When I graduated from Sarah Lawrence College in 1996, I thought I'd become part of the people's movement in the Philippines, learn Tagalog, and return to the states for graduate school. I wanted to live in a commune and raise children and crops with my closest friends. However, that fall my mother was diagnosed with Alzheimer's, and I returned to my hometown to care for her. Although she was sick and didn't remember very much, going to church was very important to her. At first, I dropped her off on the church steps, but eventually she needed me to walk her through the doors. That was very hard for me. With my shaved head, my nose ring, and my tattoo, I didn't want to deal with those nutty, judgmental Mormons. Just one meeting shook my preconceived notions about the church. The bishop, a man I'd known since childhood, sat beside me and hugged me close. He didn't seem to notice the smell of cigarette smoke and coffee that emanated from me. The next week, we studied peace. I realized I hadn't felt peaceful in a really long time. I started reading the Book of Mormon every day, and I could feel its truth. I also felt protected and calm. I studied the theology extensively. Only a few years later, I met my husband and we married in a temple for eternity. I know my earlier self would be a little shocked at who I've become. I know a lot of my college friends feel a little estranged by my choices. My family wonders at the way I've chosen to return home instead of following a promising career. But I feel very much at ease with my place in the world. I may not always feel like I fit the Mormon stereotype, but that helps me to identify with people of all faiths and value systems. I know the doctrine is true. I know Christ is exactly who he claims to be and I'm grateful for his infinite Atonement. I know Joseph Smith told the truth, translated an ancient record, and was the prophet of the restoration of Christ's gospel. In that gospel, I've found divine assurance and peace.

How I live my faith

Mostly, I just try to treat other people well.

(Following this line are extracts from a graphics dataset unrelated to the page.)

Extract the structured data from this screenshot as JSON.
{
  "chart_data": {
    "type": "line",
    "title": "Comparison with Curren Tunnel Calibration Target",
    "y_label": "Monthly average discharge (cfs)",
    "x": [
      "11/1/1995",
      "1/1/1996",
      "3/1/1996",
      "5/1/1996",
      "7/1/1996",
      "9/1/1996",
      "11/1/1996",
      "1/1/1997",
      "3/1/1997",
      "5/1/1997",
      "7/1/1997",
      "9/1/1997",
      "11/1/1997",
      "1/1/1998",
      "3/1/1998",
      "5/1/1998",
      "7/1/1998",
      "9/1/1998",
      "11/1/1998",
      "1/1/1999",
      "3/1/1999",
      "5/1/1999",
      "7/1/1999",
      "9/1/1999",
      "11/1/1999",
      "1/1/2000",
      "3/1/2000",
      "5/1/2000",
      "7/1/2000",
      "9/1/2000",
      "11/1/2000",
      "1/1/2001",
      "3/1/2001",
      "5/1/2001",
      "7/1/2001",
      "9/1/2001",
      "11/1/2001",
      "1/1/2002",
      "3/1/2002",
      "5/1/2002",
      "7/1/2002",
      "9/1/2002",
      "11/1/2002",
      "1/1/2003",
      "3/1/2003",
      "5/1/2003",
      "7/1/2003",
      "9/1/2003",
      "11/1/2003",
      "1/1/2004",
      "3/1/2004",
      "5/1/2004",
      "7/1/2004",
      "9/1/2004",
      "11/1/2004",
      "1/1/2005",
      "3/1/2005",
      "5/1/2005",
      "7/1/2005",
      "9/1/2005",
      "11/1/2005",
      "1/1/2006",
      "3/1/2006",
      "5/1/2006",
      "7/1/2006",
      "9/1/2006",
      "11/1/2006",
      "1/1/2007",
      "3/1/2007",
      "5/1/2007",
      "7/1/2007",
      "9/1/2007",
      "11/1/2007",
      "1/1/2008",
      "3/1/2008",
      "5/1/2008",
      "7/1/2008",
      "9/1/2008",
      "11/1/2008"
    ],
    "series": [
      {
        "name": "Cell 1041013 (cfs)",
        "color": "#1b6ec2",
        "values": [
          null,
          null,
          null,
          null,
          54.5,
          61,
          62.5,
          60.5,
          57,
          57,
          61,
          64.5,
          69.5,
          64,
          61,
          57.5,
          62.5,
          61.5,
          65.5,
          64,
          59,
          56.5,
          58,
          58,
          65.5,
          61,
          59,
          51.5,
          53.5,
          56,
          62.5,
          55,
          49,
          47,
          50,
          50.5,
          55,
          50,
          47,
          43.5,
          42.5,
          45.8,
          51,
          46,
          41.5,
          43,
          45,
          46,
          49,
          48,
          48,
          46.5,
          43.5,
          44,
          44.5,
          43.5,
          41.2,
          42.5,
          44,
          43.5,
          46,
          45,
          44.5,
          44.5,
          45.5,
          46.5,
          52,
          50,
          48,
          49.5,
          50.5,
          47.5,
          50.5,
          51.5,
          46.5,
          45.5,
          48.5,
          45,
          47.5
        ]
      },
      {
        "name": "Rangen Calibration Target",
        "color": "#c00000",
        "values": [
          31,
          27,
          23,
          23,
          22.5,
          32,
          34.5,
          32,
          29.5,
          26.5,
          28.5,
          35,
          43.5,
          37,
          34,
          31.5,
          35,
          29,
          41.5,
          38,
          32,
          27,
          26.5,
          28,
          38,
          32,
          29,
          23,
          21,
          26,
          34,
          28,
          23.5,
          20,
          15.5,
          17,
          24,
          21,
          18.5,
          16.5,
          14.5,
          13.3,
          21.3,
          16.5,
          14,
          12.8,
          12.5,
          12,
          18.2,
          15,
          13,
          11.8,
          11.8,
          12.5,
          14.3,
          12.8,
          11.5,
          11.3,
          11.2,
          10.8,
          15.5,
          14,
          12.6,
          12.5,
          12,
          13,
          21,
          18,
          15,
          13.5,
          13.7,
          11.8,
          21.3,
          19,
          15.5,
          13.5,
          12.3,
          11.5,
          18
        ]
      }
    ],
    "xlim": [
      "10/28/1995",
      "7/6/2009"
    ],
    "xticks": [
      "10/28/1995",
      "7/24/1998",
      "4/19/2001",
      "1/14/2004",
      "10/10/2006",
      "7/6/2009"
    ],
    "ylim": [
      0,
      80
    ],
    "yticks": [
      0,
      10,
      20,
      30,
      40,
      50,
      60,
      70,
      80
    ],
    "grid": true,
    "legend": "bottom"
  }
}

I think the true test of our devotion to Christ is how we treat other people. Also, the majority of my friends aren't LDS, so living my faith often means answering curious/incredulous/sincerely skeptical questions. We find we have a lot in common, even though our verbiage may be different. For example, my Buddhist friends and I often compare the Mormon belief in divine nature (the doctrine that we have divinity within us) to Buddha nature. These conversations vary only slightly from the times I visit other women in my congregation (we schedule these visits at least once per month) and we talk about the gospel and our lives. On Sundays, I lead music for the women's organization, which is pretty funny because I was a pretty clueless shower-singer before accepting this job in the church, and I sort of close my eyes up there and wave my arms and hope none of the women are actually watching me as I blunder through 6/8 time. Our family also tries to meet once per week for family night, where we talk about values, read scriptures, address problems, sing songs, and play games. We also try to eat dinner together as a family every night. Our children take turns offering prayers at night for our family before we all go to bed. They are learning the stories of Jesus by listening to them at night and reading them together. I love how my husband takes time to ask them questions and make sure they understand the scriptural language. Beyond our family, we ask them to contribute to the community. For example, recently our girls distributed flyers to local neighborhoods asking for food to benefit our area's food banks. Together with other volunteers, we were able to collect over 2,000 pounds of food. We hope our girls learn to be God's hands, because we want them to know He loves all of His children.